School principal Leatra Tate said she supported the higher increase.
“I can’t imagine that (the) 2.46% represented COVID and the impact that (it) would have,” Tate said.
Two school principals expressed qualms about the 4.45% tax increase.
School principal Rosemary Sheridan said the issue is complicated because the school district does not yet have data on the effectiveness of new support programs. Polito responded that the district could modify the programs once the data is available.
“If we find that they are not effective, we will adjust accordingly,” Polito said.
Sheridan also raised the concerns of an Erie resident who spoke at the study session, Richard Gorski, who said the 4.45% increase would weigh on retirees like him.
“The citizens of Erie can’t afford it,” Gorski told the council.
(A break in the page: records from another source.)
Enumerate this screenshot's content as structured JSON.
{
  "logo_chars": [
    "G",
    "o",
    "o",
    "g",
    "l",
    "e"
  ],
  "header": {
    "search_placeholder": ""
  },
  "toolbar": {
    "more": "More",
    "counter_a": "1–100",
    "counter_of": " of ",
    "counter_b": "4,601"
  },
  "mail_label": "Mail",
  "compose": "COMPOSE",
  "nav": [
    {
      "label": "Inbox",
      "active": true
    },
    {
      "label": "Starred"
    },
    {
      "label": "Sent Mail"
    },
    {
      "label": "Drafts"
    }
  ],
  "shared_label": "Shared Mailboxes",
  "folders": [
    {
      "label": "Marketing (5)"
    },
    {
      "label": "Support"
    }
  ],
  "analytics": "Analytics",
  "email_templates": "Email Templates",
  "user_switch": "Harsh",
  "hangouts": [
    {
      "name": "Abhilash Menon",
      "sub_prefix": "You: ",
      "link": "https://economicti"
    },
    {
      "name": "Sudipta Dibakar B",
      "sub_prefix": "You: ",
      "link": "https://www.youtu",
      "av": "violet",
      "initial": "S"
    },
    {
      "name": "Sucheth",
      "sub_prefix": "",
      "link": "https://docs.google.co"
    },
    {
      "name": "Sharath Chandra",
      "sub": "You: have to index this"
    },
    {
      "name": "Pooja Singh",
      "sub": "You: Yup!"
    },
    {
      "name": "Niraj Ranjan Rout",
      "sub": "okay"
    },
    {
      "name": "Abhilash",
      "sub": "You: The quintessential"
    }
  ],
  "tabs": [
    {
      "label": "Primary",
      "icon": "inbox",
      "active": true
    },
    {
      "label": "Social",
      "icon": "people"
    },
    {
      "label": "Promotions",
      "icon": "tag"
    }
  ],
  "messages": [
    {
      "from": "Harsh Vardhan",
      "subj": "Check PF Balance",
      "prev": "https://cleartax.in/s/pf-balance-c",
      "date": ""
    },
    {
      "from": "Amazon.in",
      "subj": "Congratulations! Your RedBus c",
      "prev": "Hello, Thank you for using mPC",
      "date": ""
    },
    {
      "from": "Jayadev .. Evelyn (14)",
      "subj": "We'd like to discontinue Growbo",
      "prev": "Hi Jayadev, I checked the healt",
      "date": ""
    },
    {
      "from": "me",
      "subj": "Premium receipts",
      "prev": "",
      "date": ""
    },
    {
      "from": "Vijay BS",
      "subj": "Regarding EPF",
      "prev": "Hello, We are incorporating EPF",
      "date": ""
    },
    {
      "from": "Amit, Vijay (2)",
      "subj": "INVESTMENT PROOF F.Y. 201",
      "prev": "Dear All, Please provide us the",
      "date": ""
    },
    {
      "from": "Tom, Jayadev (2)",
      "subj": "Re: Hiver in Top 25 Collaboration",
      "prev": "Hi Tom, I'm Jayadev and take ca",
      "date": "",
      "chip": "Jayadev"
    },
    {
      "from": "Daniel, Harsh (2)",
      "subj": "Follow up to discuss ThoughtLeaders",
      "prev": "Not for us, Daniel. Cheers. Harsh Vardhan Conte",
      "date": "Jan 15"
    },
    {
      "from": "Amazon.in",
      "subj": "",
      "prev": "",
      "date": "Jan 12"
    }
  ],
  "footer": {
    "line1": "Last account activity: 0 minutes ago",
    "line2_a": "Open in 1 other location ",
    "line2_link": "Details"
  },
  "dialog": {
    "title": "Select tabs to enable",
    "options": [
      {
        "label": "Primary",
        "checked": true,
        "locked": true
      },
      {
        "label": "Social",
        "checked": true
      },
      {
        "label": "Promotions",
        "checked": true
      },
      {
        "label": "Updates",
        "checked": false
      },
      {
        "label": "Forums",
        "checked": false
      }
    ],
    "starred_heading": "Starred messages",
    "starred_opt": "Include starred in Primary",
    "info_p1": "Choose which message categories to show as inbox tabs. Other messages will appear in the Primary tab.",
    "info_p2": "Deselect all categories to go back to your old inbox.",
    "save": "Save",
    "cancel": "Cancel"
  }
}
School board vice president John Harkins said he liked the reasoning behind the proposed 4.45% increase, but said he was more inclined to vote for the 2.46% increase. . Harkins suggested the council wait to vote on the budget until the state passes its budget for 2022-23.
Harkins said the new state budget, also effective July 1, could include enough funding for the Erie School District to set aside future funding for support services and still approve a tax increase of less than of 4.45%. The school board on Wednesday night could vote to file final approval for the district’s 2022-23 budget until later in June, pending passage of the final state budget.
Polito is one of 60 school district superintendents statewide asking the General Assembly to increase district funding through the state year Higher Level Initiative. It provides more public funds to poorer school districts in the state, including the Erie School District, which has about 10,000 students.
During the 2022-23 budget discussion, some principals asked Polito if the board could continue to fund support programs beyond 2024 by passing a tax increase below 4.45%.
Polito said he recommends an increase of this size because smaller increases would not generate enough revenue to sustain programs beyond 2024 without the district cutting other programs to save money. . The district is expected to spend $9.3 million of its own money to have these supports fully funded beginning in 2024-25, the district’s first full year without pandemic assistance.
The federal pandemic relief allocation for the Erie School District is $97.6 million. The district used most of the money for building improvements, such as upgrading ventilation systems. It also used more than $1 million to improve security, including adding metal detectors to its two high schools and three colleges, in response to the shooting at Erie High on April 5.
Polito said the district must continue to fund support programs after federal money runs out to benefit students and staff as they continue to need help recovering from the pandemic.
School principal Jay Breneman said he agrees with Polito that the 4.45% tax increase is necessary to keep mental health programs and similar initiatives in place long-term.
“These issues are not going away,” Breneman told the board.